Rossella O’Hara sorride discutendo con un gruppo di uomini in una scena del film Via col vento (Credits: Selznick International Pictures)

Si sposa tre volte per interesse: ama un uomo sposato, Ashley, e per tutta la vita si prodiga affinché lui la ricambi e lasci la moglie Melania. Una donna, Melania, per la quale Rossella comunque prova un certo affetto, tanto da prendersene cura in ogni situazione.

Conosce Rhett Butler all’inizio del film: è un uomo astuto, interessante, irrequieto, colto e coraggioso che – nonostante la sua abituale frequentazione di bordelli e la naturale indisposizione verso il vincolo del matrimonio – fin da subito si innamora di questa donna poco convenzionale e riesce a convincerla a sposarlo cogliendo l’occasione “fra un marito e l’altro”.

Di diritto tra le donne indipendenti nella letteratura (in barba a Rhett)

Rossella, nonostante il matrimonio, vive vaneggiando un incontro con Ashley. Questo indispettisce Rhett, che trascorre lunghi periodi all’estero. Di ritorno da un viaggio scopre Rossella incinta di un bambino suo ma, incredulo per questa gravidanza inaspettata, la schiaffeggia (sic!) facendola cadere dalle scale. Ovviamente Rossella perde il bambino e Rhett vive nel rimorso.

Dopo breve tempo anche la prima figlia dei due muore cadendo da cavallo e Melania, l’antica rivale di Rossella, muore per malattia. Al capezzale dell’amica-nemica, Rossella capisce – dopo molte evitabili vittime – di avere amato sempre e solamente suo marito Rhett.

Rossella O'Hara, interpretata da Vivien Leigh, nel classico del 1939 Via col vento

Rossella O’Hara, interpretata da Vivien Leigh, nel classico del 1939 Via col vento (Credits: Selznick International Pictures)

Corre a casa per dirglielo ma trova un uomo stanco che riparte chiedendo la separazione. Dopo molte lacrime Rossella pronuncia la fatidica frase “Domani è un altro giorno”.

Decide quindi di ricostruire se stessa e la sua terra, per poter poi trovare il modo di riconquistare l’amato marito.

A chi ci sbatte la porta in faccia rispondiamo “Domani è un altro giorno”

Alla fine del film lo spettatore rimane interdetto: Rossella è capace di attirare il nostro odio, è un’orrenda approfittatrice, egoista come poche. Al contempo però riesce ad ottenere anche il nostro amore, perde due figli, viene abbandonata dall’unica persona che realmente l’abbia amata e per tutto il film viene additata dalla società in cui vive e in particolare dalle altre donne come una poco di buono.

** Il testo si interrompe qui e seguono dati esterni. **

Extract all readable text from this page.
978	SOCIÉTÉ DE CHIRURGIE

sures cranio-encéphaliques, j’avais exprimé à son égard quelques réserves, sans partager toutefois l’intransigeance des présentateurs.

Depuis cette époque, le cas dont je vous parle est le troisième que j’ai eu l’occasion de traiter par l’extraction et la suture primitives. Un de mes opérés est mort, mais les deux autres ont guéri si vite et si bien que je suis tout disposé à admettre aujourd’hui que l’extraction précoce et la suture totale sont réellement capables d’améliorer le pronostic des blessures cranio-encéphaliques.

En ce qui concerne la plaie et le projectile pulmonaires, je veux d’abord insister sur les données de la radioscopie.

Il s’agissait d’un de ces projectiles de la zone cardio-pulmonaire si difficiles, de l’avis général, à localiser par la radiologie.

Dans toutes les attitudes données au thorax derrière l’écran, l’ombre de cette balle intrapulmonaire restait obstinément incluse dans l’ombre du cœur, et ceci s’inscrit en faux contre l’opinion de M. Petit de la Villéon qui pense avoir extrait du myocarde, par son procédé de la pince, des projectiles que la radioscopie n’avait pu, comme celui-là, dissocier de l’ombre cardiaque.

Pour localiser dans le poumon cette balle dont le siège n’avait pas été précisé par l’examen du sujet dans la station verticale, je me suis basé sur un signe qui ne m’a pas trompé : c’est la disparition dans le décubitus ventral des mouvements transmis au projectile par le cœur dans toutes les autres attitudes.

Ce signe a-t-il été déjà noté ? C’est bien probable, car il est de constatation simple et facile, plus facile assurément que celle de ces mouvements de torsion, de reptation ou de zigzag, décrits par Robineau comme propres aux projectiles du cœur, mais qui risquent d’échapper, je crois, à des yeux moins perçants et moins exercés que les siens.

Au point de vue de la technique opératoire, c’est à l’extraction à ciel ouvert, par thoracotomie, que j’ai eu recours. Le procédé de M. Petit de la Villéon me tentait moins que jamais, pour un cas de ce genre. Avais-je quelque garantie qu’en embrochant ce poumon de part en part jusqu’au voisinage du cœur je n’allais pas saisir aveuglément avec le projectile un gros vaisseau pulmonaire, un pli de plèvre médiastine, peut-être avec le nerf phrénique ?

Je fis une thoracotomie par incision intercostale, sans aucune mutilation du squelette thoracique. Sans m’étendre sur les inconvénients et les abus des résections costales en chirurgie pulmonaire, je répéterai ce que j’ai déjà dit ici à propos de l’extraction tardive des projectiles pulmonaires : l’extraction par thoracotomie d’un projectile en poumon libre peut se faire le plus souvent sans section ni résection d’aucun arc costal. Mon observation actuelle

Ad oggi, è una delle poche donne che realmente basta a se stessa. Le chiacchiere delle anziane non la scalfiscono, anzi, quasi si dimostra felice di provocarle; in preda alla disperazione, nel momento in cui il marito la sta lasciando, lei gli chiede che ne sarà di lei senza di lui e Rhett le sbatte la porta in faccia. Ma neppure questo la abbatte: il suo egoismo e la sua forza riemergono dopo qualche lacrima e le ricordano che “Domani è un altro giorno”.

Soltanto recentemente ho intuito il perché di quel supplizio cinematografico imposto alla me bambina di tante estati fa.

Mia nonna sapeva che al momento giusto non avrebbe potuto esserci, e ha voluto insegnarmi che di fronte agli schiaffi, alle porte in faccia, alle vecchie megere giudicanti, a come ci vuole la società, la risposta migliore è sempre una soltanto: “Domani è un altro giorno”.